La gamine se prend pour Sharapova. Elle braille comme un goret qu'on égorge au moindre coup de raquette, même pour les amorties, même pour les lobs. Enfin, du moins, au début. C'est sûr qu'à 6/1 – 5/0, service à suivre, on l'entend moins, sa grande gueule. Tout sur le revers. À la fin, elle en brise sa raquette de frustration. Elle me tend un poisson mort en guise de poignée de main, écœurée, la nana. Elle va pour s'en aller, mais sa mère lui dit un truc à l'oreille. Alors elle revient, elle me dit : « Bien joué. Tu m'accompagnes pour boire un coup au club house ? » Au « kleub-à-housse », sérieusement ? Macha, je te hais.
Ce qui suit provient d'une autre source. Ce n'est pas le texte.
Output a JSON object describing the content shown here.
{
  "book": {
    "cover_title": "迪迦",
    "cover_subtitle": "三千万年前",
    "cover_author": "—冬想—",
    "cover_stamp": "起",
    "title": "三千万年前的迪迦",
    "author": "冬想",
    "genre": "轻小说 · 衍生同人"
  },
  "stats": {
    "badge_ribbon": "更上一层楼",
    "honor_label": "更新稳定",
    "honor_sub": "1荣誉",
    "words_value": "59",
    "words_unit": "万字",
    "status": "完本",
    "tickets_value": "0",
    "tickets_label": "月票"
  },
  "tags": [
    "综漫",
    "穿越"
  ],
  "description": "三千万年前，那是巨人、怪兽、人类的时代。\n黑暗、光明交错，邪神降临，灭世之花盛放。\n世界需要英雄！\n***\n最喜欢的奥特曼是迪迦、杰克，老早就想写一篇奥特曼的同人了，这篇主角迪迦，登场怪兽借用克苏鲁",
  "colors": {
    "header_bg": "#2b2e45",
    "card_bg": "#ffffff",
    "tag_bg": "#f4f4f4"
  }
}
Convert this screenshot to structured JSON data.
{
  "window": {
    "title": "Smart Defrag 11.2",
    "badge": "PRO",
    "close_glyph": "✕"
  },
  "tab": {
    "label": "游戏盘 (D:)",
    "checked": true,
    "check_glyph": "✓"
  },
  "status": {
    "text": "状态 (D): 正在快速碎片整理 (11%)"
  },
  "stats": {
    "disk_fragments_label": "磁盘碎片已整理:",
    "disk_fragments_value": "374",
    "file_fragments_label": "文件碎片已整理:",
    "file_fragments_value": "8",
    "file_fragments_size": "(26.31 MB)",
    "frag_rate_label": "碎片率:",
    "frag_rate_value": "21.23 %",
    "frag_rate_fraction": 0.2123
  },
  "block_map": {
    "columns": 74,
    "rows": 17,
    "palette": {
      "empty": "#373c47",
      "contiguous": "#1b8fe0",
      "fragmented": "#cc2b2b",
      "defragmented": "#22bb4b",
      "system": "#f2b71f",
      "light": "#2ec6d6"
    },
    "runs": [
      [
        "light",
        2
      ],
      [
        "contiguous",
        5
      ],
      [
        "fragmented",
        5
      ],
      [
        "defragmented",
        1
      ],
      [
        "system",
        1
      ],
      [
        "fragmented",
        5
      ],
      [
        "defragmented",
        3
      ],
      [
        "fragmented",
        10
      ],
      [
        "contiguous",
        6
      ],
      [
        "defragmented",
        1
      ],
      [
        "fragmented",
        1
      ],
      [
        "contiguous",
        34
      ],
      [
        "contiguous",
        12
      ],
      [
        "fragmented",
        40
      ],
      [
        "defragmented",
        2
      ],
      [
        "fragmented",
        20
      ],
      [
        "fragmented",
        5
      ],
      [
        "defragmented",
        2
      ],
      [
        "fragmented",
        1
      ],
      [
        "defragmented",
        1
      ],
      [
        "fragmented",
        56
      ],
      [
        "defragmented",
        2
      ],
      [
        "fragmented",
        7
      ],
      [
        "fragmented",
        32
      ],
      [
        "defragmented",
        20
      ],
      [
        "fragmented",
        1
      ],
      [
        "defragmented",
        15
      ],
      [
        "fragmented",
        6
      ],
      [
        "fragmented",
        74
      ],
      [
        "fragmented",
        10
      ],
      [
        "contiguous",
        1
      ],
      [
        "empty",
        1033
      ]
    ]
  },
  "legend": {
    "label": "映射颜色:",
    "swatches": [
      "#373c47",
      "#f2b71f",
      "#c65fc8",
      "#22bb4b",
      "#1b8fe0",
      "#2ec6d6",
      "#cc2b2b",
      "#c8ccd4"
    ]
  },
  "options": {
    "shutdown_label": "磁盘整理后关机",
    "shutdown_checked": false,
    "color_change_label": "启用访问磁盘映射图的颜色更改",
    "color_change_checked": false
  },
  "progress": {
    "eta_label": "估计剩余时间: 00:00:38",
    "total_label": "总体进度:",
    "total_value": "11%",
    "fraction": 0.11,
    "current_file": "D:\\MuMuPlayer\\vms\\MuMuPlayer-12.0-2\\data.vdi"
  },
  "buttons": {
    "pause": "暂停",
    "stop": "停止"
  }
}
Des Macha, par la suite, j'en ai battu par paquets de douze. J'irai pas jusqu'à dire que j'étais respectée, non, quand même pas, juste considérée, et c'était déjà pas mal, dans ce milieu si hermétique au monde réel. Ils n'ont pas réussi à m'effacer.

Je n'ai jamais revu Momo. Je ne suis pas devenue une championne de renom. Juste, j'existe.